CLEVELAND (AP) -- A jury started to decide Tuesday whether three election workers in the state's most populous county illegally rigged what was supposed to be a random sample recount in the 2004 presidential election to avoid a time-consuming hand count of all votes.
"This was not done for political reasons," the case's special prosecutor, Kevin Baxter, said in his closing argument. "It was so you didn't have to do a full hand recount. Politics didn't matter."
Defense lawyer Roger Synenberg, representing one of the three women on trial, said in his closing that the 2004 presidential election, when Ohio clinched a second term for President Bush, was the most publicly observed ever in Cuyahoga County.
"To claim that these three would knowingly do something wrong under this much scrutiny is an absurdity," he said.
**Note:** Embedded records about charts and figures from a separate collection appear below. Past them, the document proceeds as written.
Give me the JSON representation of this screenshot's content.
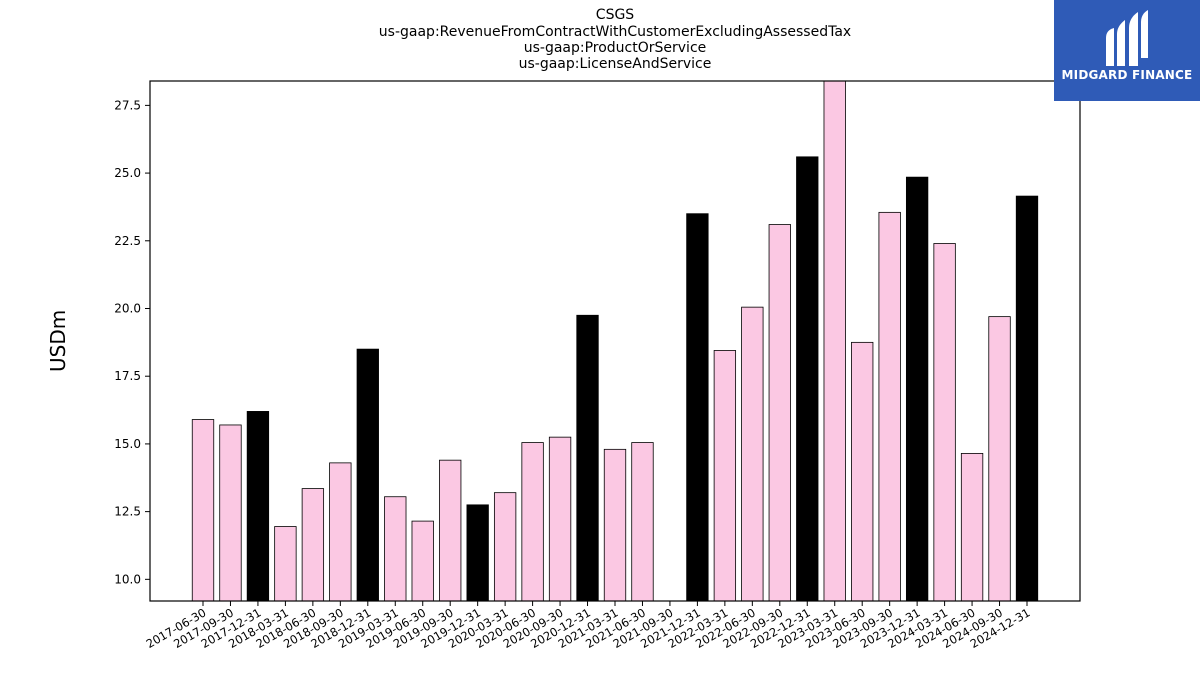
{
  "chart_data": {
    "type": "bar",
    "title_lines": [
      "CSGS",
      "us-gaap:RevenueFromContractWithCustomerExcludingAssessedTax",
      "us-gaap:ProductOrService",
      "us-gaap:LicenseAndService"
    ],
    "ylabel": "USDm",
    "ylim": [
      9.2,
      28.4
    ],
    "yticks": [
      "10.0",
      "12.5",
      "15.0",
      "17.5",
      "20.0",
      "22.5",
      "25.0",
      "27.5"
    ],
    "categories": [
      "2017-06-30",
      "2017-09-30",
      "2017-12-31",
      "2018-03-31",
      "2018-06-30",
      "2018-09-30",
      "2018-12-31",
      "2019-03-31",
      "2019-06-30",
      "2019-09-30",
      "2019-12-31",
      "2020-03-31",
      "2020-06-30",
      "2020-09-30",
      "2020-12-31",
      "2021-03-31",
      "2021-06-30",
      "2021-09-30",
      "2021-12-31",
      "2022-03-31",
      "2022-06-30",
      "2022-09-30",
      "2022-12-31",
      "2023-03-31",
      "2023-06-30",
      "2023-09-30",
      "2023-12-31",
      "2024-03-31",
      "2024-06-30",
      "2024-09-30",
      "2024-12-31"
    ],
    "values": [
      15.9,
      15.7,
      16.2,
      11.95,
      13.35,
      14.3,
      18.5,
      13.05,
      12.15,
      14.4,
      12.75,
      13.2,
      15.05,
      15.25,
      19.75,
      14.8,
      15.05,
      null,
      23.5,
      18.45,
      20.05,
      23.1,
      25.6,
      28.4,
      18.75,
      23.55,
      24.85,
      22.4,
      14.65,
      19.7,
      24.15
    ],
    "colors": {
      "quarter": "#fbc8e3",
      "year_end": "#000000",
      "edge": "#000000"
    },
    "grid": false,
    "legend": "none"
  },
  "logo": {
    "text": "MIDGARD FINANCE",
    "background": "#2f5bb7"
  }
}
The Cuyahoga County prosecutor's office is the legal adviser for the elections board, and an assistant prosecutor who monitored the recount could have stopped it but found no reason to do so, Synenberg said. Defense attorneys sought a mistrial by arguing they did not receive notes of that assistant prosecutor soon enough, but the request was denied.
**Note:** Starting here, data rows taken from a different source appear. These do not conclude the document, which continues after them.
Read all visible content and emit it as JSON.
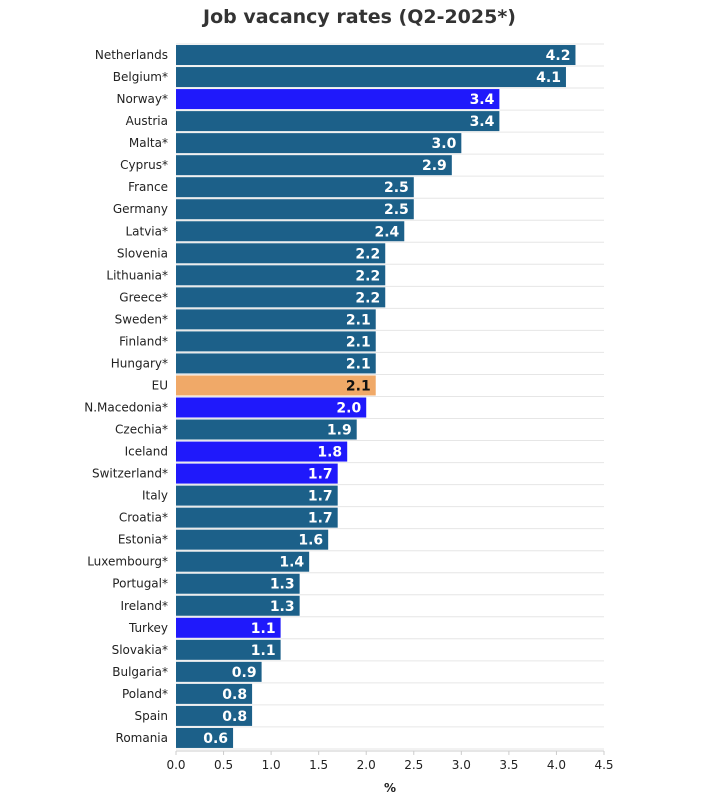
{
  "chart_data": {
    "type": "bar",
    "orientation": "horizontal",
    "title": "Job vacancy rates (Q2-2025*)",
    "xlabel": "%",
    "ylabel": "",
    "xlim": [
      0,
      4.5
    ],
    "x_ticks": [
      "0.0",
      "0.5",
      "1.0",
      "1.5",
      "2.0",
      "2.5",
      "3.0",
      "3.5",
      "4.0",
      "4.5"
    ],
    "grid": "horizontal light lines",
    "legend": "none",
    "data_labels": true,
    "colors": {
      "default": "#1c6089",
      "highlight_non_eu": "#1f19fb",
      "eu": "#f0a968",
      "label_light": "#ffffff",
      "label_dark": "#111111"
    },
    "categories": [
      "Netherlands",
      "Belgium*",
      "Norway*",
      "Austria",
      "Malta*",
      "Cyprus*",
      "France",
      "Germany",
      "Latvia*",
      "Slovenia",
      "Lithuania*",
      "Greece*",
      "Sweden*",
      "Finland*",
      "Hungary*",
      "EU",
      "N.Macedonia*",
      "Czechia*",
      "Iceland",
      "Switzerland*",
      "Italy",
      "Croatia*",
      "Estonia*",
      "Luxembourg*",
      "Portugal*",
      "Ireland*",
      "Turkey",
      "Slovakia*",
      "Bulgaria*",
      "Poland*",
      "Spain",
      "Romania"
    ],
    "values": [
      4.2,
      4.1,
      3.4,
      3.4,
      3.0,
      2.9,
      2.5,
      2.5,
      2.4,
      2.2,
      2.2,
      2.2,
      2.1,
      2.1,
      2.1,
      2.1,
      2.0,
      1.9,
      1.8,
      1.7,
      1.7,
      1.7,
      1.6,
      1.4,
      1.3,
      1.3,
      1.1,
      1.1,
      0.9,
      0.8,
      0.8,
      0.6
    ],
    "value_labels": [
      "4.2",
      "4.1",
      "3.4",
      "3.4",
      "3.0",
      "2.9",
      "2.5",
      "2.5",
      "2.4",
      "2.2",
      "2.2",
      "2.2",
      "2.1",
      "2.1",
      "2.1",
      "2.1",
      "2.0",
      "1.9",
      "1.8",
      "1.7",
      "1.7",
      "1.7",
      "1.6",
      "1.4",
      "1.3",
      "1.3",
      "1.1",
      "1.1",
      "0.9",
      "0.8",
      "0.8",
      "0.6"
    ],
    "bar_groups": [
      "default",
      "default",
      "highlight_non_eu",
      "default",
      "default",
      "default",
      "default",
      "default",
      "default",
      "default",
      "default",
      "default",
      "default",
      "default",
      "default",
      "eu",
      "highlight_non_eu",
      "default",
      "highlight_non_eu",
      "highlight_non_eu",
      "default",
      "default",
      "default",
      "default",
      "default",
      "default",
      "highlight_non_eu",
      "default",
      "default",
      "default",
      "default",
      "default"
    ]
  }
}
The defense said the three employees did nothing wrong and simply were following procedures as they understood them.
The case comes as elections have fallen under greater scrutiny since the 2000 presidential election. That's when recounts of paper ballots in Florida dragged on for weeks and the U.S. Supreme Court became involved. Cuyahoga also has been under the microscope after numerous problems with elections in bellwether Ohio.
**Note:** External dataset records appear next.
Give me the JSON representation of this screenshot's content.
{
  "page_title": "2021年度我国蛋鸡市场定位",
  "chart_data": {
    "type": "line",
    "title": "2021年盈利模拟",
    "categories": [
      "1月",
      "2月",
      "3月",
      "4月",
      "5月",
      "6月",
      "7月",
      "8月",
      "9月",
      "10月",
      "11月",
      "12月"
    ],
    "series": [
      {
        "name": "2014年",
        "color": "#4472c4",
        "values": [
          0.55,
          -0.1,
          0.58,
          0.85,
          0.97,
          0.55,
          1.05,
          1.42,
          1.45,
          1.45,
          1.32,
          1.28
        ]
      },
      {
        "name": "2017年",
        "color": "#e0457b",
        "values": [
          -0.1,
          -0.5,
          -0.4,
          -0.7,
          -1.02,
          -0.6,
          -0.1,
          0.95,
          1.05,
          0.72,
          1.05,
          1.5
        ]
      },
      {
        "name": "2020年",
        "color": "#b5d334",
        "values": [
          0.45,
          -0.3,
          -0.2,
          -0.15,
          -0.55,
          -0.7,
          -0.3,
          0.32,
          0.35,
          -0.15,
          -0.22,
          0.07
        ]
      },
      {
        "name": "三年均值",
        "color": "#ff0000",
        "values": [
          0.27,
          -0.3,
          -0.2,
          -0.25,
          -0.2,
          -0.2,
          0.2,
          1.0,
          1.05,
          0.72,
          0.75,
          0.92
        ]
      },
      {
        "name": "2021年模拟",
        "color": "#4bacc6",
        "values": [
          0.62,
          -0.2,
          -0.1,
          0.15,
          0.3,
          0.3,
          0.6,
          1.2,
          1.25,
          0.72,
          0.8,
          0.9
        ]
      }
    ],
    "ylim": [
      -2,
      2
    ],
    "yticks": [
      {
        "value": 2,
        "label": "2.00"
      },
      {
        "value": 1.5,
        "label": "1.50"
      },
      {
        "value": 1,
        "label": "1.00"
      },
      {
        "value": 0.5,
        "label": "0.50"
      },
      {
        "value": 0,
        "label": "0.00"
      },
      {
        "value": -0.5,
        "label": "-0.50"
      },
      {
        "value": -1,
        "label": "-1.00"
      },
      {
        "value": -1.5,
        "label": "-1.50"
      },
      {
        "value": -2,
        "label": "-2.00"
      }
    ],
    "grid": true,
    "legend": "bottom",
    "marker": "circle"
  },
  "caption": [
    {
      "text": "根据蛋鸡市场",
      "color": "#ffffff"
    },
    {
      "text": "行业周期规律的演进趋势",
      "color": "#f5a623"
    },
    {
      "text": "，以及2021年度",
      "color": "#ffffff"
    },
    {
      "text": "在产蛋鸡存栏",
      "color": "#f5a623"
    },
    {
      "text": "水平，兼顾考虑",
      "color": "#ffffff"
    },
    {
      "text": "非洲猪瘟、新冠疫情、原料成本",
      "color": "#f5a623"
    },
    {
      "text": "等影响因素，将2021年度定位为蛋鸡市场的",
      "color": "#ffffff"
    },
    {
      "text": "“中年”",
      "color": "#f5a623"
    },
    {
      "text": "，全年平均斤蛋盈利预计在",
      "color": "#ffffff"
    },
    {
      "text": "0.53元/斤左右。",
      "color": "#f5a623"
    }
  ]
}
Charged with various counts each of election misconduct or interference are Jacqueline Maiden, the Cuyahoga County Board of Elections' coordinator, who was the board's third-highest ranking employee when she was indicted last March; Rosie Grier, assistant manager of the board's ballot department; and Kathleen Dreamer, ballot manager. The most serious charge faced by each is a felony that carries a maximum sentence of 18 months in prison, Baxter said.
Ohio gave Bush the electoral votes he needed to defeat Democratic Sen. John Kerry and hold on to the White House in 2004.
Baxter, who was brought in from another county to prosecute the case, has made no claim about whether mishandling the recount could have affected the presidential election.
In Cuyahoga County, a Democratic stronghold where about 600,000 ballots were cast, the recount did not have much effect on the results. Kerry gained 17 votes and Bush lost six.
Statewide, Bush won by about 118,000 votes out of 5.5 million cast. Green Party candidate David Cobb and Libertarian Party candidate Michael Badnarik sought the recount and complained about its procedure.
Baxter told jurors during his closing that prosecution witnesses painted a picture that the recount was done behind closed doors, starting three days ahead of its public date, Dec. 16, 2004, and that ballots were preselected rather than chosen randomly as required by state law.
"The intent was that everything would be pristine and everything run smoothly," Baxter said.
But the plan fell apart, he said, when some of the stacks of ballots that had previously been counted were not shuffled, resulting in streams of constant votes for either President Bush or his challenger, John Kerry, drawing questions from observers at the official recount.
He said the three defendants sought to conceal the prior selection and count of ballots.
"They knew they were breaching their duties," Baxter said.
During the trial, which began Thursday, Patricia Wolfe, election administrator in the Ohio Secretary of State's office, testified that election boards are expected to follow the law and can choose the way precincts are selected randomly for recounts.
Ohio law states that during a recount each county is supposed to randomly count at least 3 percent of its ballots by hand and by machine. If there are not discrepancies in those counts, the rest of the votes can be recounted by machine. A full hand-count is ordered if two random samples result in differences.